ITW de Caroline Chupin, product owner chez OUI.sncf « Décliner les parcours d’un site web en mode conversationnel ne marche pas ! Il faut vraiment partir d’une feuille blanche. Et tester, tester, tester ! »

Bonjour Caroline, vous êtes Product Owner de l’équipe qui est dédiée aux agents conversationnels pour OUI.sncf … et aujourd’hui nous allons parler de l’application que vous avez développée pour Google Home.

Faisons d’abord un peu d’histoire. Si je comprends bien, vous avez déjà plusieurs bots à votre actif ?

Caroline CHUPIN OUI.Sncf
Caroline Chupin, Product Owner du conversationnel chez OUI.sncf, passionnée des nouvelles technologies et nouveaux usages

Exactement. Nous avons commencé avec le chatbot Messenger lancé il y a maintenant 1 an et demi, en Septembre 2016 en tant qu’expérimentation. A cette période, il n’y avait pas encore réellement d’équipe dédiée et c’était l’équipe “Expérience Client” et le service “Innovation” qui étaient en charge du projet. Suite à ce premier chatbot, l’entreprise a décidé de créer une équipe entièrement dédiée aux développements des bots puisqu’elle y voyait une vraie opportunité autour de ces usages conversationnels.
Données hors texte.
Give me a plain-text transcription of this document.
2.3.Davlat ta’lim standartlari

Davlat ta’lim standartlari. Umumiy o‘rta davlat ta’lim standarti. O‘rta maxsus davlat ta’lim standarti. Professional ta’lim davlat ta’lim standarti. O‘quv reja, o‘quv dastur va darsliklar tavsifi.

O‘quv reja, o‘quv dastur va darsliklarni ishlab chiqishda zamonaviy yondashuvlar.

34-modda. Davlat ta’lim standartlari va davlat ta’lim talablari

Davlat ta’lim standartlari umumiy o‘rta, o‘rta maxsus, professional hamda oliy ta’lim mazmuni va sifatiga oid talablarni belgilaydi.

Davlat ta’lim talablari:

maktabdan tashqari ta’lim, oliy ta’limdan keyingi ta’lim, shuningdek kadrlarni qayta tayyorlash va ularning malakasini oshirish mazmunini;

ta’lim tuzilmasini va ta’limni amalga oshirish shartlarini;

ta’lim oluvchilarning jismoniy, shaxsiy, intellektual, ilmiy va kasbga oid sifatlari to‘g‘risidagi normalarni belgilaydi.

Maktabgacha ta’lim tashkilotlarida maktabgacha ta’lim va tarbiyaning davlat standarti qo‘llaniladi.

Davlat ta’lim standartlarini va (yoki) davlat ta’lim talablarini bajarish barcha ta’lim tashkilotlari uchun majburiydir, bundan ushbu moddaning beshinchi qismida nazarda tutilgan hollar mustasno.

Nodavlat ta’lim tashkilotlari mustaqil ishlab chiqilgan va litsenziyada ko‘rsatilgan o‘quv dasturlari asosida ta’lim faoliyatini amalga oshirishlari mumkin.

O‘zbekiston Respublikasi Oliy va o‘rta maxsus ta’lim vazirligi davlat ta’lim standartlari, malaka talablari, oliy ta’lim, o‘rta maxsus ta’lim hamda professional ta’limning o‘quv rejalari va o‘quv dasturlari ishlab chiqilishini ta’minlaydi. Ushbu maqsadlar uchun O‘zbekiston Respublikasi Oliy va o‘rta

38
Cette nouvelle équipe a donc a été lancée début avril 2017. Le travail s’est ensuite fait progressivement et, aujourd’hui, c’est à peu près une douzaine de personnes qui sont dédiées au conversationnel.
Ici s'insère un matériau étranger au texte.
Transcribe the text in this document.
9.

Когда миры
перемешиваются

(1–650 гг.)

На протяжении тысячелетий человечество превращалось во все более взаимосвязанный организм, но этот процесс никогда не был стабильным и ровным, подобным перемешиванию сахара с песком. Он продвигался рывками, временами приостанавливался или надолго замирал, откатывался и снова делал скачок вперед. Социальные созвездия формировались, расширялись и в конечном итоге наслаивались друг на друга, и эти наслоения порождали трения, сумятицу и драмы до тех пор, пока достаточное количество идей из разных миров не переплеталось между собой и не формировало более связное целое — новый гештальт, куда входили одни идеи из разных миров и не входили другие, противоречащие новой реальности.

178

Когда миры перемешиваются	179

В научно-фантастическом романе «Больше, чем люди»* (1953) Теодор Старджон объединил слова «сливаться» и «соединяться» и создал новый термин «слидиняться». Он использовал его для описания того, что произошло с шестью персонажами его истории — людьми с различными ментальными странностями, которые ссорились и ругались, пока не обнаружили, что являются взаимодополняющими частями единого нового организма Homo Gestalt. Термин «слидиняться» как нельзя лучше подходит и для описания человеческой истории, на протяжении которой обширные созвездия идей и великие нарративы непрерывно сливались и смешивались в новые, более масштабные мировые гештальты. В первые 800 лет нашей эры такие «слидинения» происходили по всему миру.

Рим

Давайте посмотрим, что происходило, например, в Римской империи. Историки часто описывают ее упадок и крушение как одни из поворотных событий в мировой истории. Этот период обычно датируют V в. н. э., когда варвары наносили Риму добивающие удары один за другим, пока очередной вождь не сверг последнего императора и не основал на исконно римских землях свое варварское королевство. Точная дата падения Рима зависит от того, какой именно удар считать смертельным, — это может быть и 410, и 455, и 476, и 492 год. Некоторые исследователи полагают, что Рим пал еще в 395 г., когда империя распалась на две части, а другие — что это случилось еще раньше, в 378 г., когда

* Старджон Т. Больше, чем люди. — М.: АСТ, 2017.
Nous nous sommes ensuite attaqués à Google ce qui représentait notre deuxième étape phare pour le projet, notamment autour de Google Assistant et Google Home. Depuis le 7 décembre dernier, jour du “OUI Day” et de la bascule de Voyages-sncf.com vers OUI.sncf, nous avons mis en ligne notre OUI Bot sur le site.

Pour les trois plateformes (Messenger, Google et notre propre site), il s’agit de la même intelligence. Les seules différences sont liées aux contraintes de l’environnement. Par exemple, nous avons beaucoup plus de libertés graphiques lorsque nous sommes au sein de notre propre environnement comme le site OUI.sncf.

J’aimerais maintenant qu’on parle plus spécifiquement de ce que vous avez fait sur Google Home. Pourriez-vous me dire quand vous avez commencé à travailler dessus ?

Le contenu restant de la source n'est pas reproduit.